Furthermore, Botswana was instructed to improve analysis and dissemination of financial intelligence by the Financial Intelligence Unit, including operationalizing an online Suspicious Transactions Report filing platform and prioritizing high-risk predicate crimes, and enhancing the use of financial intelligence among the relevant law enforcement agencies.
Regarding terrorism financing investigation, Botswana was instructed to develop and implement a Counter Financing of Terrorism Strategy, operationalize the Counter-Terrorism Analysis and Fusion Centre, and ensure the Terrorism Financing investigation capacity of the law enforcement agencies.
In 2018, the 11th Parliament passed 25 pieces and, later, six others related to AML/CFT/CFP. At the just ended Parliamentary session of the 12th Parliament, lawmakers passed the Financial Intelligence (Amendment) Act to address the definition of beneficial ownership.
Cabinet approved the National AML/CFT/CFP Strategy of 2019-2024 in October 2019. At the June 2021 FATF Plenary meetings, the FATF made the initial determination that Botswana had substantially addressed the Action Plan and that this warranted an on-site assessment to verify that the implementation of Botswana’s AML/CFT/CFP reforms is in place and is being sustained. Furthermore, an assessment was to be instituted to check if the necessary political commitment remains to sustain implementation in the future.

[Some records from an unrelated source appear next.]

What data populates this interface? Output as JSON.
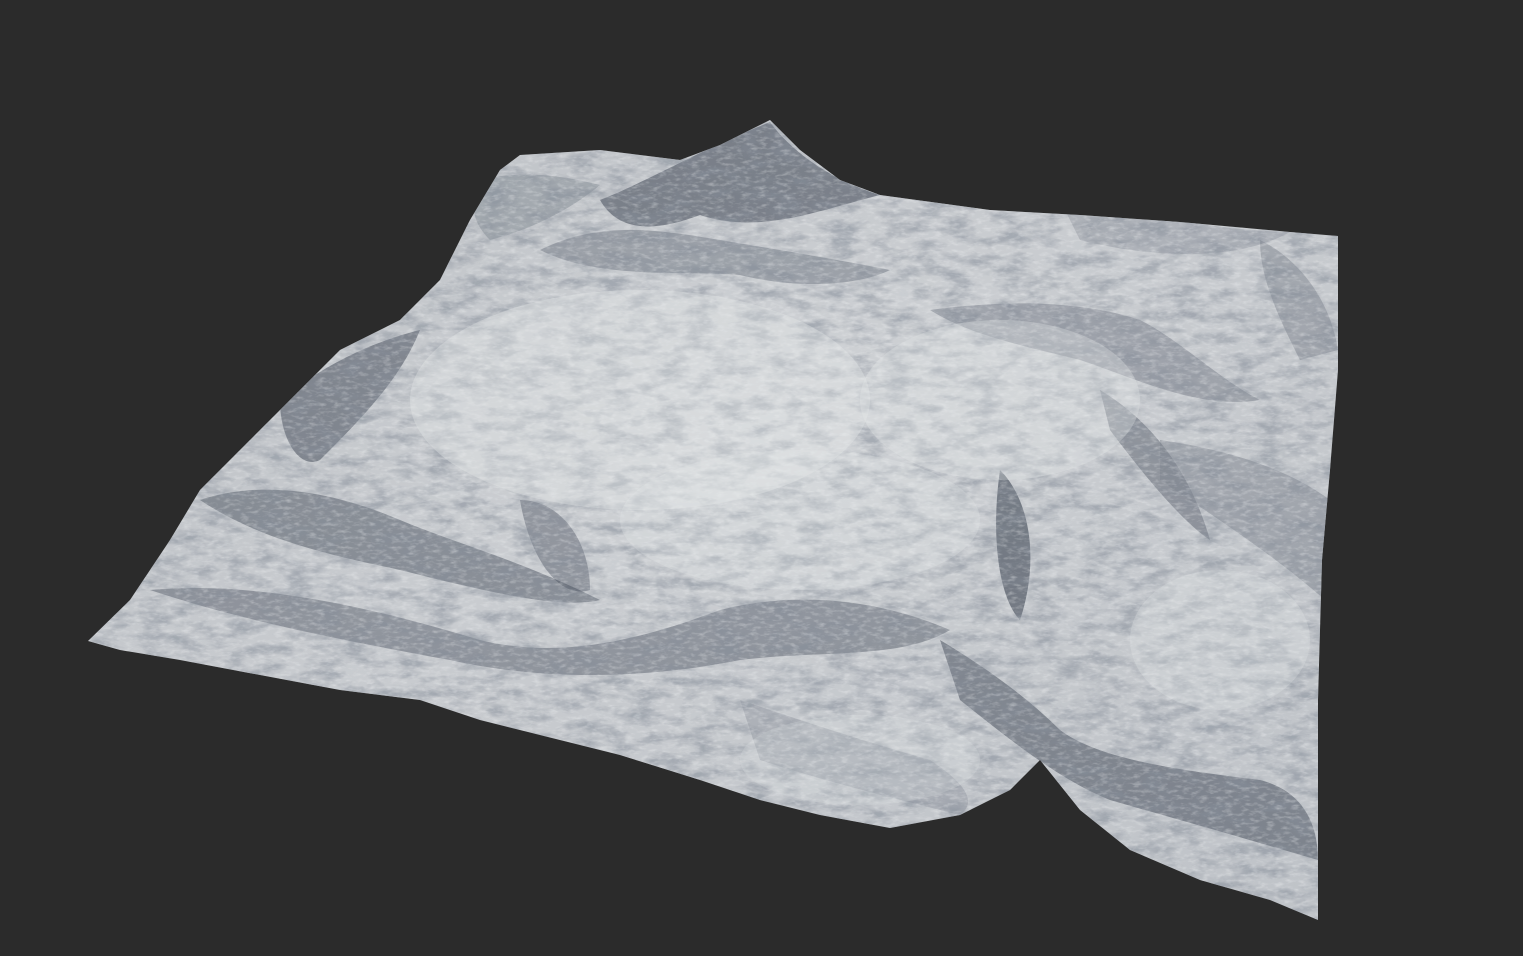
{
  "viewport": {
    "background_color": "#2b2b2b"
  },
  "terrain": {
    "surface_color": "#c4c7cb",
    "highlight_color": "#e8eaec",
    "shadow_color": "#3c4452",
    "mid_shadow_color": "#7d848e"
  }
}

Serame said in a televised press briefing that Botswana’s exit from the FATF grey list and the EU black list would be determined by the outcome of the on-site assessment, which will be discussed at the FATF Plenary in October 2021.
She revealed that the Botswana delegation attended the Eastern and Southern Africa Anti-Money Laundering Group 42nd Task Force of Senior Officials meeting from the 26th August to the 6th September 2021, followed by the Council of Ministers on the 7th September 2021.

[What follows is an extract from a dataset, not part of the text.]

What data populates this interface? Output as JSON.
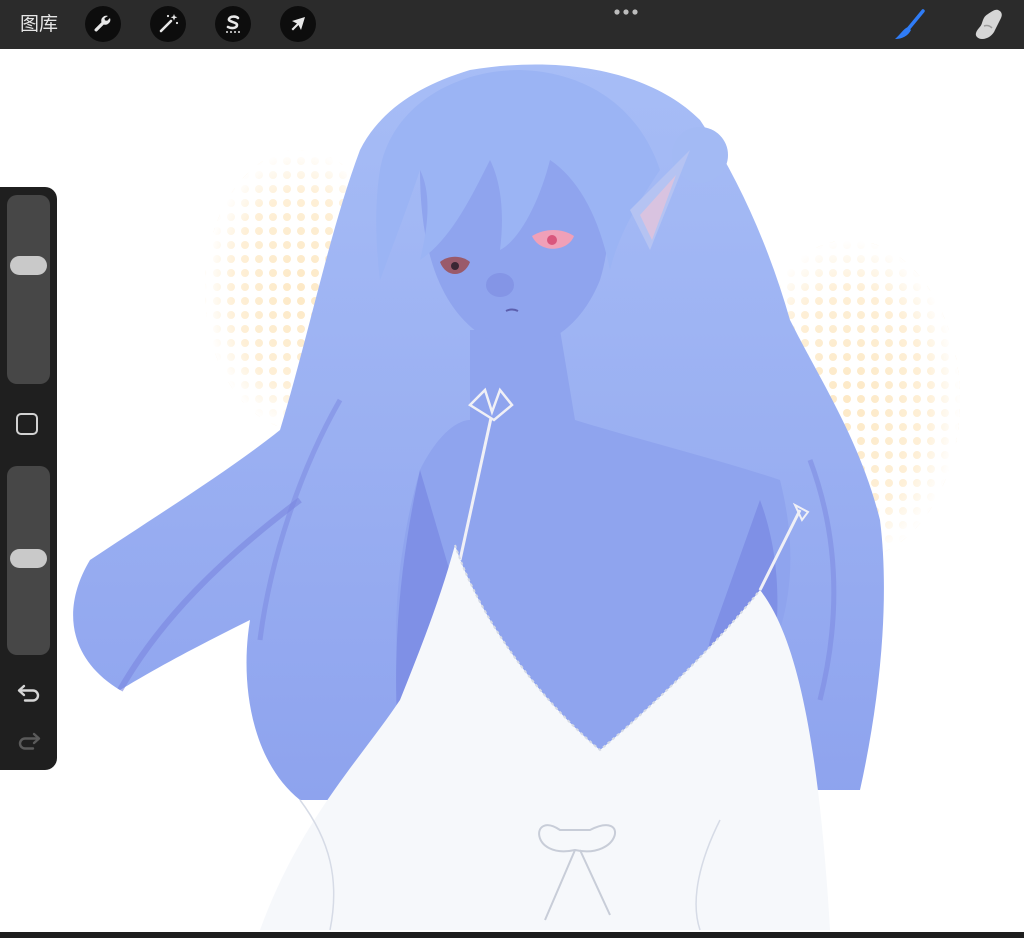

She told the media that at these meetings, Botswana was commended for making progress in complying with the FATF standards by addressing deficiencies in her AML/CFT/CFP framework. “We are making all these efforts of complying with the FATF standards so that we guard against our financial system being used for money laundering, terrorism financing and proliferation financing,” she said.

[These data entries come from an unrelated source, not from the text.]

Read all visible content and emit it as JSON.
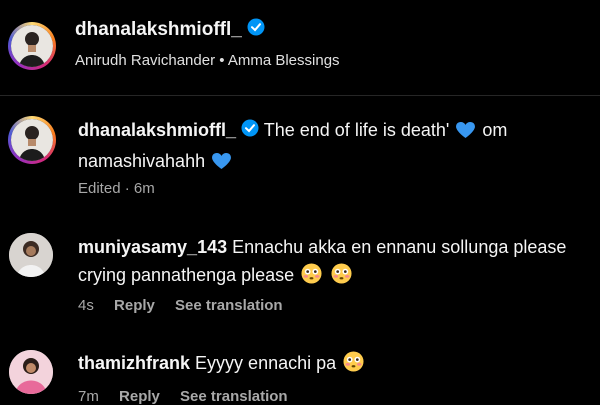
{
  "post": {
    "username": "dhanalakshmioffl_",
    "subtitle": "Anirudh Ravichander • Amma Blessings"
  },
  "caption": {
    "username": "dhanalakshmioffl_",
    "text_line1": "The end of life is death'",
    "text_line1_tail": "om",
    "text_line2": "namashivahahh",
    "status": "Edited · 6m"
  },
  "comments": [
    {
      "username": "muniyasamy_143",
      "text_line1": "Ennachu akka en ennanu sollunga please",
      "text_line2": "crying pannathenga please",
      "time": "4s",
      "reply_label": "Reply",
      "translate_label": "See translation"
    },
    {
      "username": "thamizhfrank",
      "text_line1": "Eyyyy ennachi pa",
      "time": "7m",
      "reply_label": "Reply",
      "translate_label": "See translation"
    }
  ],
  "colors": {
    "background": "#000000",
    "verified": "#0095f6",
    "secondary_text": "#a8a8a8",
    "heart": "#3897f0"
  },
  "icons": [
    "verified-badge-icon",
    "blue-heart-icon",
    "flushed-face-emoji"
  ]
}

“We are hopeful that at the October 2021 FATF Plenary meetings, the outcome of the on-site visit undertaken by the FATF in August 2021 will bear positive results, leading to Botswana being delisted from the FATF greylisting,” she said. However, Minister Serame called on all stakeholders to support the government to remove Botswana from the greylisting.
“As Government continues its efforts of putting in place the necessary legislative and institutional framework, due diligence must be exercised by all institutions, including the ordinary Motswana, so that no one is found dealing with financiers whose credibility is wanting,” she said.
The minister reiterated that all players in the financial services sector had a role to play: “It is important that where unsolicited funds are offered, the individual or entity so receiving the offer must ensure that the funds being offered are not associated with unlawful acts. If we are not diligent, criminals may use unsuspecting people and entities to launder proceeds of crime.”
She reiterated that the government is committed to doing all within its power to remove the country from the FATF “grey list” and the EU “black list”. However, she noted that to achieve that requires the cooperation and assistance of financial institutions, designated non-financial businesses and professions and individuals to ensure full compliance with AML/CFT/CFP rules and regulations.
“These efforts will not only assist us to be removed from these mentioned lists but are for the benefit of our country to maintain a high standard of financial prudence and an economy which genuine investors can have the confidence to invest in,” Serame explained.